Se si somma questo processo al progressivo e metodico cedimento della sinistra sui suoi principi fondanti, fino al centrista Veltroni, dobbiamo constatare l'abbandono sostanziale di un progetto che facesse intravedere alla classe operaia un futuro non subalterno e una speranza di cambiamento.
Il mondo cattolico ha risentito anche esso della disgregazione della vecchia DC, ma la struttura capillare della Chiesa cattolica ha mantenuto un rapporto con le classi lavoratrici subalterne conservando una certa identità. Identità scomparsa, invece, nelle file della sinistra abbandonata dai suoi dirigenti.
I sindacati, legati a doppio filo alla politica, hanno fiancheggiato questo processo, fatto di continui cedimenti, fino alla attuale situazione in cui quasi tutti i lavoratori si sentono precari, ricattati, licenziabili, delocalizzabili, con un aumento dei morti sul lavoro.

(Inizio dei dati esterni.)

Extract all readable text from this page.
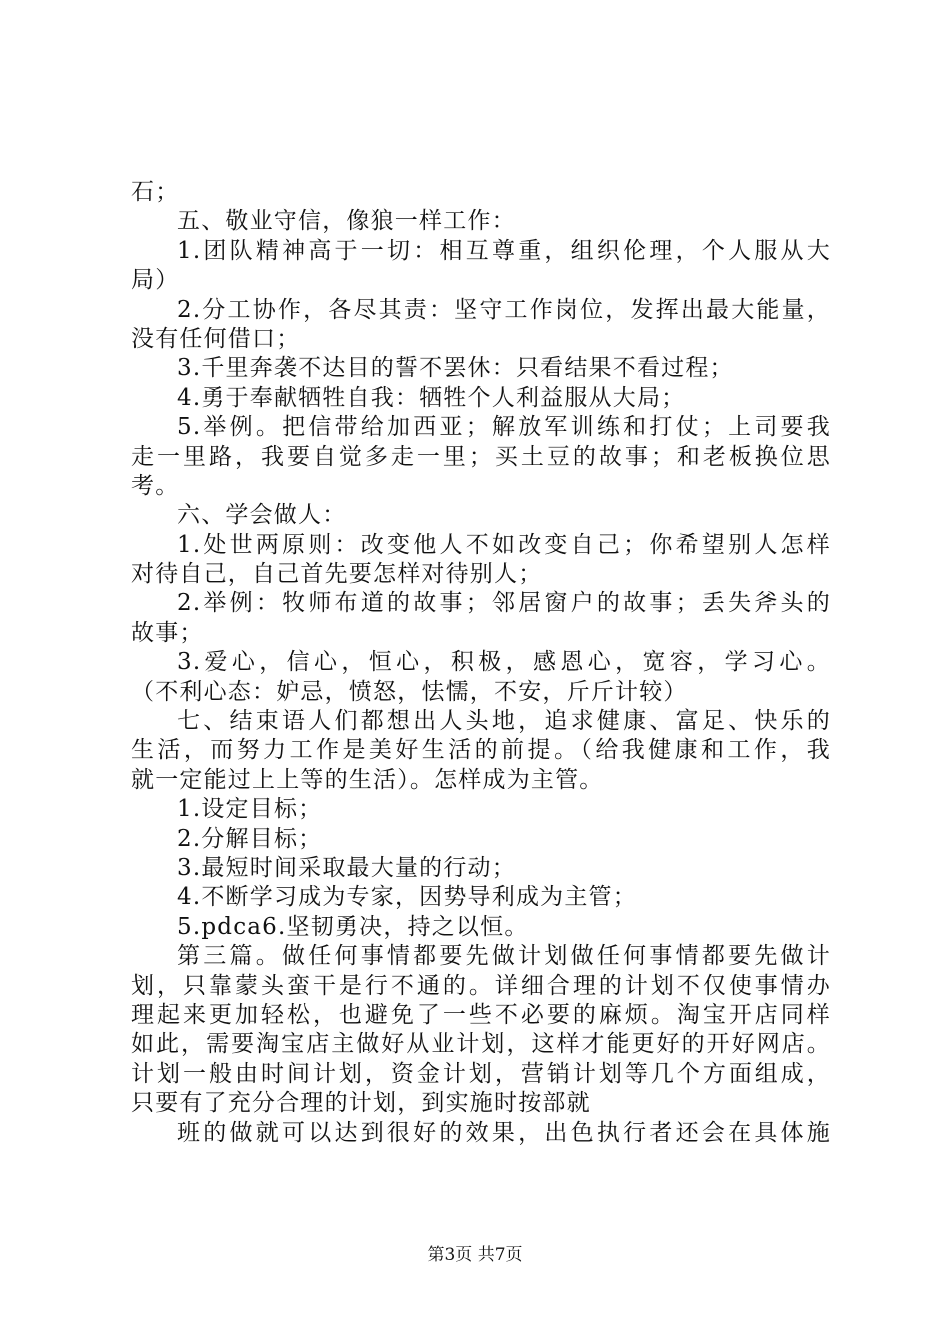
石；
五、敬业守信，像狼一样工作：
1.团队精神高于一切：相互尊重，组织伦理，个人服从大
局）
2.分工协作，各尽其责：坚守工作岗位，发挥出最大能量，
没有任何借口；
3.千里奔袭不达目的誓不罢休：只看结果不看过程；
4.勇于奉献牺牲自我：牺牲个人利益服从大局；
5.举例。把信带给加西亚；解放军训练和打仗；上司要我
走一里路，我要自觉多走一里；买土豆的故事；和老板换位思
考。
六、学会做人：
1.处世两原则：改变他人不如改变自己；你希望别人怎样
对待自己，自己首先要怎样对待别人；
2.举例：牧师布道的故事；邻居窗户的故事；丢失斧头的
故事；
3.爱心，信心，恒心，积极，感恩心，宽容，学习心。
（不利心态：妒忌，愤怒，怯懦，不安，斤斤计较）
七、结束语人们都想出人头地，追求健康、富足、快乐的
生活，而努力工作是美好生活的前提。（给我健康和工作，我
就一定能过上上等的生活）。怎样成为主管。
1.设定目标；
2.分解目标；
3.最短时间采取最大量的行动；
4.不断学习成为专家，因势导利成为主管；
5.pdca6.坚韧勇决，持之以恒。
第三篇。做任何事情都要先做计划做任何事情都要先做计
划，只靠蒙头蛮干是行不通的。详细合理的计划不仅使事情办
理起来更加轻松，也避免了一些不必要的麻烦。淘宝开店同样
如此，需要淘宝店主做好从业计划，这样才能更好的开好网店。
计划一般由时间计划，资金计划，营销计划等几个方面组成，
只要有了充分合理的计划，到实施时按部就
班的做就可以达到很好的效果，出色执行者还会在具体施
第3页 共7页
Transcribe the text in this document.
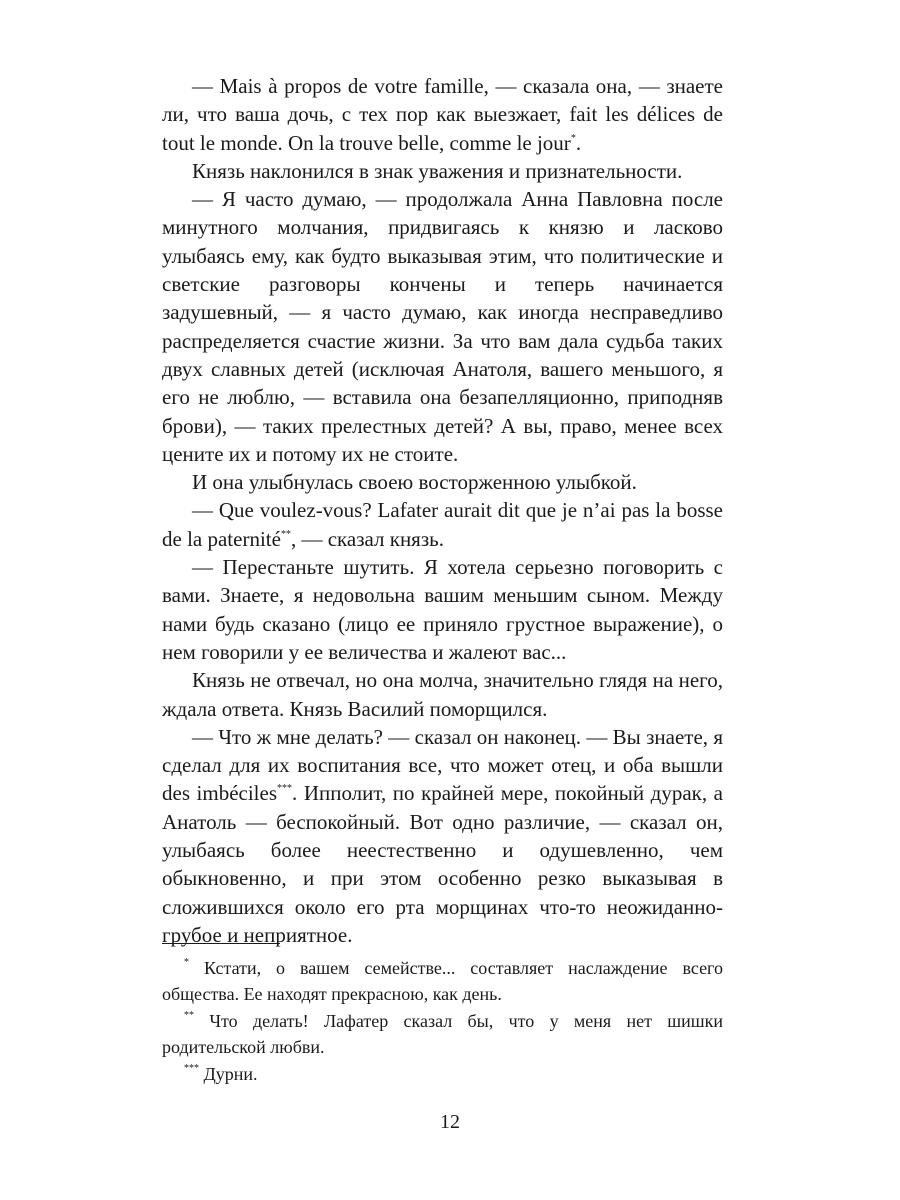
— Mais à propos de votre famille, — сказала она, — знаете ли, что ваша дочь, с тех пор как выезжает, fait les délices de tout le monde. On la trouve belle, comme le jour*.

Князь наклонился в знак уважения и признательности.

— Я часто думаю, — продолжала Анна Павловна после минутного молчания, придвигаясь к князю и ласково улыбаясь ему, как будто выказывая этим, что политические и светские разговоры кончены и теперь начинается задушевный, — я часто думаю, как иногда несправедливо распределяется счастие жизни. За что вам дала судьба таких двух славных детей (исключая Анатоля, вашего меньшого, я его не люблю, — вставила она безапелляционно, приподняв брови), — таких прелестных детей? А вы, право, менее всех цените их и потому их не стоите.

И она улыбнулась своею восторженною улыбкой.

— Que voulez-vous? Lafater aurait dit que je n’ai pas la bosse de la paternité**, — сказал князь.

— Перестаньте шутить. Я хотела серьезно поговорить с вами. Знаете, я недовольна вашим меньшим сыном. Между нами будь сказано (лицо ее приняло грустное выражение), о нем говорили у ее величества и жалеют вас...

Князь не отвечал, но она молча, значительно глядя на него, ждала ответа. Князь Василий поморщился.

— Что ж мне делать? — сказал он наконец. — Вы знаете, я сделал для их воспитания все, что может отец, и оба вышли des imbéciles***. Ипполит, по крайней мере, покойный дурак, а Анатоль — беспокойный. Вот одно различие, — сказал он, улыбаясь более неестественно и одушевленно, чем обыкновенно, и при этом особенно резко выказывая в сложившихся около его рта морщинах что-то неожиданно-грубое и неприятное.

* Кстати, о вашем семействе... составляет наслаждение всего общества. Ее находят прекрасною, как день.

** Что делать! Лафатер сказал бы, что у меня нет шишки родительской любви.

*** Дурни.

12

Vorrei dire a Stella, e anche a quei marxisti-leninisti che ci propongono formulette, che capitale e lavoro, se non sono antagonisti, sono due facce della stessa medaglia, e gli operai fanno il tifo per i padroni e votano per Berlusconi perché è l'unico sistema che funziona e l'alternativa non c'è.
Naturalmente operai e padroni sono alleati nel cercare più sviluppo, più lavoro, più consumi, fregandosene dell'ambiente che ormai è al collasso, se ne fregano della pace e lavorano allegramente per produrre strumenti di morte. Entrambi non vogliono sentire parlare di decrescita, di sostenibilità, di riduzione dei consumi e delle nascite, di riconversione energetica e della fine della dipendenza dal petrolio.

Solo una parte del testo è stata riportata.